I am afraid that the current state of the watch industry is not primed to appreciate watches like the Hysek Colosso. Today, fashion, looks, and style are very important. In essence, most of the emphasis is placed on offering watches to the super rich that look good. That is not always the case of course, and we still see interesting beasts like the Hysek Colosso.
Seeing the Colosso reminds me of the DeWitt WX-1 Concept watch. Not because they look the same, but because they are bred from the same ilk. Two technically inclined science fiction watches meant for a very small number of enthusiasts. Each year you see a couple of watches like this which are debuted at Basel World, but this is certainly a very interesting model, from Hysek which is not typically a company to release such grand example of watch excess.
The Colosso is really not a very pretty watch. While it does not have an offensive shape or anything like that, it looks like a planetary spaceship (literally to carry the planet), or some wearable version of HAL from 2001 A Space Odyssey (just imagine the little revolving earth as a red and black “eye”). The watch case is in either white or rose gold and is rather large as you can imagine. The case is shrouded in a large and well cut sapphire crystal, while there is of course a see-through caseback window. The movement is a 62 jeweled manually wound in-house movement from Hysek. I am glad that Hysek did not make a mockery out of this watch by placing a tourbillon in it. Now that would just be silly.
The style of the watch does not resemble most of the Hysek line. Jorg Hysek, the founder of the company is not involved any longer with the design (so I hear), and it shows. This is not necessarily bad, but it seems as though the designers attempt to work off his previous Hysek watch designs in the new ones, but can’t really figure out where they are going.

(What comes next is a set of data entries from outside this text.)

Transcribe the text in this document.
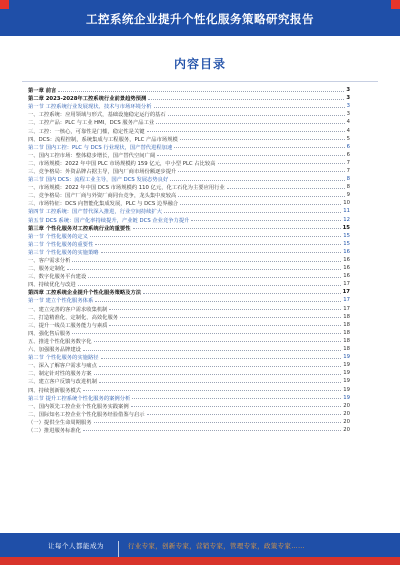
工控系统企业提升个性化服务策略研究报告
内容目录
第一章 前言	3
第二章 2023-2028年工控系统行业前景趋势预测	3
第一节 工控系统行业发展现状、技术与市场环境分析	3
一、工控系统：应用领域与形式，基础设施稳定运行的基石	3
二、工控产品：PLC 与工业 HMI，DCS 服务产品工业	4
三、工控：一核心，可靠性是门槛，稳定性是关键	4
四、DCS：流程控制，系统集成与工程服务，PLC 产品市场规模	5
第二节 国内工控：PLC 与 DCS 行业现状，国产替代进程加速	6
一、国内工控市场：整体稳步增长，国产替代空间广阔	6
二、市场规模：2022 年中国 PLC 市场规模约 159 亿元，中小型 PLC 占比较高	7
三、竞争格局：外资品牌占据主导，国内厂商市场份额逐步提升	7
第三节 国内 DCS：流程工业主导，国产 DCS 发展态势良好	8
一、市场规模：2022 年中国 DCS 市场规模约 110 亿元，化工石化为主要应用行业	8
二、竞争格局：国产厂商与外资厂商同台竞争，龙头集中度较高	9
三、市场特征：DCS 向智能化集成发展，PLC 与 DCS 边界融合	10
第四节 工控系统：国产替代深入推进，行业空间持续扩大	11
第五节 DCS 系统：国产化率持续提升，产业链 DCS 企业竞争力提升	12
第三章 个性化服务对工控系统行业的重要性	15
第一节 个性化服务的定义	15
第二节 个性化服务的重要性	15
第三节 个性化服务的实施策略	16
一、客户需求分析	16
二、服务定制化	16
三、数字化服务平台建设	16
四、持续优化与改进	17
第四章 工控系统企业提升个性化服务策略及方法	17
第一节 建立个性化服务体系	17
一、建立完善的客户需求收集机制	17
二、打造精准化、定制化、高效化服务	18
三、提升一线员工服务能力与素质	18
四、强化售后服务	18
五、推进个性化服务数字化	18
六、加强服务品牌建设	18
第二节 个性化服务的实施路径	19
一、深入了解客户需求与痛点	19
二、制定针对性的服务方案	19
三、建立客户反馈与改进机制	19
四、持续创新服务模式	19
第三节 提升工控系统个性化服务的案例分析	19
一、国内领先工控企业个性化服务实践案例	20
二、国际知名工控企业个性化服务经验借鉴与启示	20
（一）提供全生命周期服务	20
（二）推进服务标准化	20
让每个人都能成为	行业专家，创新专家，营销专家，管理专家，政策专家……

They are attempting to stick with the his lauded themes, but stray in interesting directions, which is obviously the whole point of the Colosso. Other than a bit of the strap clasp and lug design, and the font for the numbers on the face, little on the Colosso really says “Hysek” to me. There is a fair amount of Richard Mille in the design however. Especially given the skeletonization, and the white colored application under the sapphire crystal used to indicate the features on the watch.
The movement has an interesting dual chamber minute repeater. The chambers are purportedly made of crystal, for a distinct noise when the gongs hit against it (Hysek calls them Cathedral timbres). There are all sorts of variations in the minute repeater functions (hour, half hour, 15 minutes, etc…). So when it is activated you enjoy a little sonorous melody that only a $100,000 plus watch can provide (the Colosso is over five times this much). I have to admit that such noises have never been bested by their digital counterparts, but I also feel as though this function is better suited to a desk clock than one on your wrist. And strictly speaking, while this is a wrist watch, it is not meant to be worn too often. The Colosso is likely to be a delicate piece of work only to be adorned on occasion. I would be surprised if for the price you didn’t get a little desk stand fro it such as with the DeWitt WX-1 Concept watch linked to above.
The features on the Colosso are rather interesting actually. The purpose of the Earth orb is to indicate GMT (24 hour) time, and the Earth turns one full time in a 24 hour period. If you notice on the lower portion of the face, there is a little window with a three letter word in in. This is used to display a city name, which represents on of the 24 major timezones (certain countries such as India have 30 minutes time zones). Using the pushers on the side of the watch you can scroll through the various time zones (whether you are traveling East or West). Though this is not the first watch to do this.
In addition you have a big date display and two vertical gauge indicators for two other time zones. This is nicely done, but also not a first. It might take some getting used to reading the time in this format though. Having said all that, I return to my previous point that this is a showpiece watch meant for a desk or alike. While it is useful as daily timepiece, I doubt even Hysek would recommend that. Instead, this is a serious statement for complexity, and Swiss watch maker’s own brand of science fiction. The character of this watch is enough to appreciate it, beyond merely being impressed by the price. Take for instance the “traditional” power reserve indicators used in the watch. There are at least two mainsprings in this watch that are visible under reserve magnifiers on the face. Instead of looking at a power reserve gauge, you just look to see how tightly wound the spring coils are. If they are loose, you wind it. A very simple method, but effective, and I like how Hysek emphasized it by placing them under magnifiers.
For what it is worth, the few Hysek Colosso watches are destined to be in the hands of just a few appreciating souls. It is nice to know of it though, and understand the thought and design principles that went in to it. There are going to be a lot of mixed reviews in terms of the style, and don’t expect to see large Earth displays on more watches anytime soon. Having said that, the Colosso is a seriously unpretentious watch if you look at it closely. While priced too high ($550,000), it does not scream glitz and has subtle curiosity about it. While it does not demand respect like so many other watchs in this class, it does demand the observant eye who instantly becomes inquisitive as to what this watch does, and wishes to see it in action. This itself is a difficult message to send, and the Colosso radiates it.